Figura 35: Mapa de três áreas para show de rock.

Antever a reação do outro permite diminuir os atritos da vida social, da relação social que tece a civilidade moderna. A dualidade entre atrito e apaziguamento nas relações está diretamente ligada à coesão social, e é nesse sentido que aponto para a questão da civilidade.
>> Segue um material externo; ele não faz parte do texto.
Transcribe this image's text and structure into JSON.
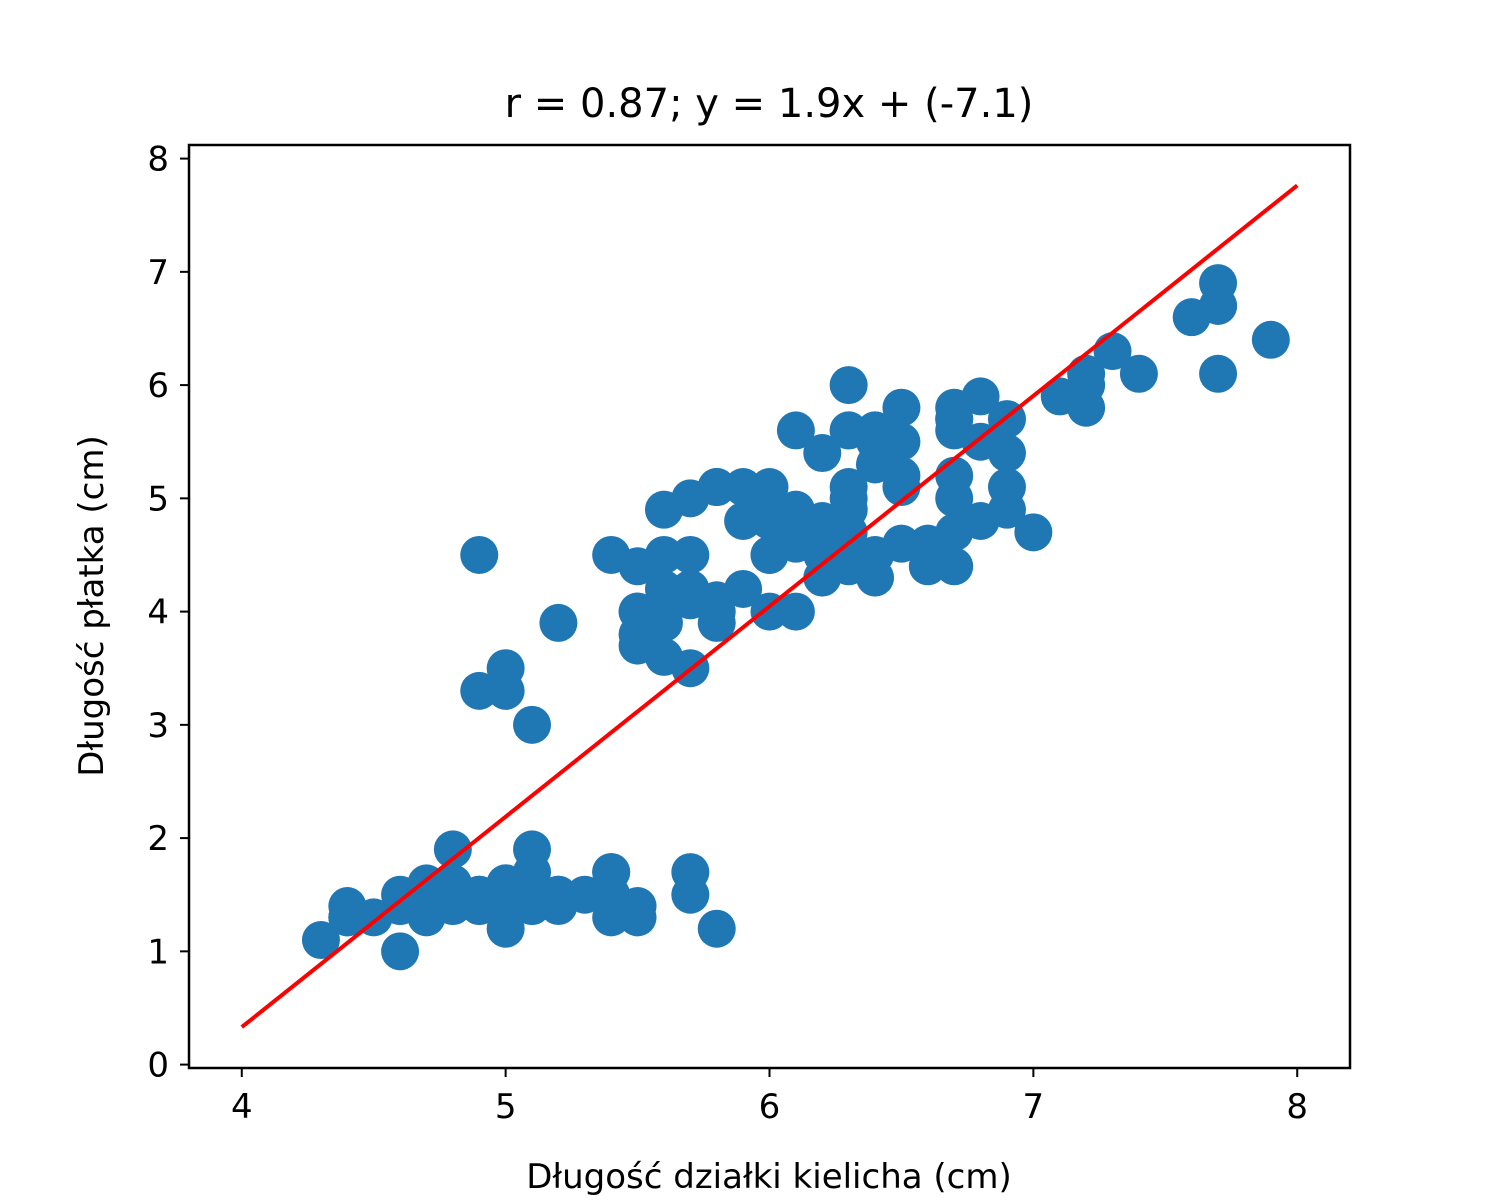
{
  "chart_data": {
    "type": "scatter",
    "title": "r = 0.87; y = 1.9x + (-7.1)",
    "xlabel": "Długość działki kielicha (cm)",
    "ylabel": "Długość płatka (cm)",
    "xlim": [
      3.8,
      8.2
    ],
    "ylim": [
      -0.03,
      8.12
    ],
    "xticks": [
      4,
      5,
      6,
      7,
      8
    ],
    "xtick_labels": [
      "4",
      "5",
      "6",
      "7",
      "8"
    ],
    "yticks": [
      0,
      1,
      2,
      3,
      4,
      5,
      6,
      7,
      8
    ],
    "ytick_labels": [
      "0",
      "1",
      "2",
      "3",
      "4",
      "5",
      "6",
      "7",
      "8"
    ],
    "grid": false,
    "colors": {
      "points": "#1f77b4",
      "fit_line": "#ff0000",
      "axes": "#000000"
    },
    "series": [
      {
        "x": [
          5.1,
          4.9,
          4.7,
          4.6,
          5.0,
          5.4,
          4.6,
          5.0,
          4.4,
          4.9,
          5.4,
          4.8,
          4.8,
          4.3,
          5.8,
          5.7,
          5.4,
          5.1,
          5.7,
          5.1,
          5.4,
          5.1,
          4.6,
          5.1,
          4.8,
          5.0,
          5.0,
          5.2,
          5.2,
          4.7,
          4.8,
          5.4,
          5.2,
          5.5,
          4.9,
          5.0,
          5.5,
          4.9,
          4.4,
          5.1,
          5.0,
          4.5,
          4.4,
          5.0,
          5.1,
          4.8,
          5.1,
          4.6,
          5.3,
          5.0,
          7.0,
          6.4,
          6.9,
          5.5,
          6.5,
          5.7,
          6.3,
          4.9,
          6.6,
          5.2,
          5.0,
          5.9,
          6.0,
          6.1,
          5.6,
          6.7,
          5.6,
          5.8,
          6.2,
          5.6,
          5.9,
          6.1,
          6.3,
          6.1,
          6.4,
          6.6,
          6.8,
          6.7,
          6.0,
          5.7,
          5.5,
          5.5,
          5.8,
          6.0,
          5.4,
          6.0,
          6.7,
          6.3,
          5.6,
          5.5,
          5.5,
          6.1,
          5.8,
          5.0,
          5.6,
          5.7,
          5.7,
          6.2,
          5.1,
          5.7,
          6.3,
          5.8,
          7.1,
          6.3,
          6.5,
          7.6,
          4.9,
          7.3,
          6.7,
          7.2,
          6.5,
          6.4,
          6.8,
          5.7,
          5.8,
          6.4,
          6.5,
          7.7,
          7.7,
          6.0,
          6.9,
          5.6,
          7.7,
          6.3,
          6.7,
          7.2,
          6.2,
          6.1,
          6.4,
          7.2,
          7.4,
          7.9,
          6.4,
          6.3,
          6.1,
          7.7,
          6.3,
          6.4,
          6.0,
          6.9,
          6.7,
          6.9,
          5.8,
          6.8,
          6.7,
          6.7,
          6.3,
          6.5,
          6.2,
          5.9
        ],
        "y": [
          1.4,
          1.4,
          1.3,
          1.5,
          1.4,
          1.7,
          1.4,
          1.5,
          1.4,
          1.5,
          1.5,
          1.6,
          1.4,
          1.1,
          1.2,
          1.5,
          1.3,
          1.4,
          1.7,
          1.5,
          1.7,
          1.5,
          1.0,
          1.7,
          1.9,
          1.6,
          1.6,
          1.5,
          1.4,
          1.6,
          1.6,
          1.5,
          1.5,
          1.4,
          1.5,
          1.2,
          1.3,
          1.4,
          1.3,
          1.5,
          1.3,
          1.3,
          1.3,
          1.6,
          1.9,
          1.4,
          1.6,
          1.4,
          1.5,
          1.4,
          4.7,
          4.5,
          4.9,
          4.0,
          4.6,
          4.5,
          4.7,
          3.3,
          4.6,
          3.9,
          3.5,
          4.2,
          4.0,
          4.7,
          3.6,
          4.4,
          4.5,
          4.1,
          4.5,
          3.9,
          4.8,
          4.0,
          4.9,
          4.7,
          4.3,
          4.4,
          4.8,
          5.0,
          4.5,
          3.5,
          3.8,
          3.7,
          3.9,
          5.1,
          4.5,
          4.5,
          4.7,
          4.4,
          4.1,
          4.0,
          4.4,
          4.6,
          4.0,
          3.3,
          4.2,
          4.2,
          4.2,
          4.3,
          3.0,
          4.1,
          6.0,
          5.1,
          5.9,
          5.6,
          5.8,
          6.6,
          4.5,
          6.3,
          5.8,
          6.1,
          5.1,
          5.3,
          5.5,
          5.0,
          5.1,
          5.3,
          5.5,
          6.7,
          6.9,
          5.0,
          5.7,
          4.9,
          6.7,
          4.9,
          5.7,
          6.0,
          4.8,
          4.9,
          5.6,
          5.8,
          6.1,
          6.4,
          5.6,
          5.1,
          5.6,
          6.1,
          5.6,
          5.5,
          4.8,
          5.4,
          5.6,
          5.1,
          5.1,
          5.9,
          5.7,
          5.2,
          5.0,
          5.2,
          5.4,
          5.1
        ]
      }
    ],
    "fit_line": {
      "slope": 1.858,
      "intercept": -7.101,
      "x_range": [
        4,
        8
      ]
    }
  }
}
A complexificação das relações sociais demanda de uma apreensão dos códigos e signos, de tempos e ritmos. A antevisão da reação e do comportamento dos sujeitos fornece uma segurança que abranda o agir socialmente, pois sente que se sabe o grau de concordância, de normalidade ou de conformidade. É a justificativa para o estabelecimento ou surgimento de normas sociais: é mais agradável sentir-se em frequência comunicativa com seus pares do que viver meio ao atrito das discórdias e dificuldades de ler e ser lido. Trata-se, dessa maneira, de uma consciência especulativa. Foi isso que faltou no público desse show. Acho que eles nem perceberam o quão ridículo me pareceu errarem a dinâmica. Em casos como esse, falta o tato de esperar, olhar e repetir; aquela mesma relação entre novatos e experientes que eu falava nos tópicos do Garage. Ainda assim, os meninos que eu conversei no final do show estavam animadíssimos e curtiram adoidado o evento. Bom, para eles, funcionou.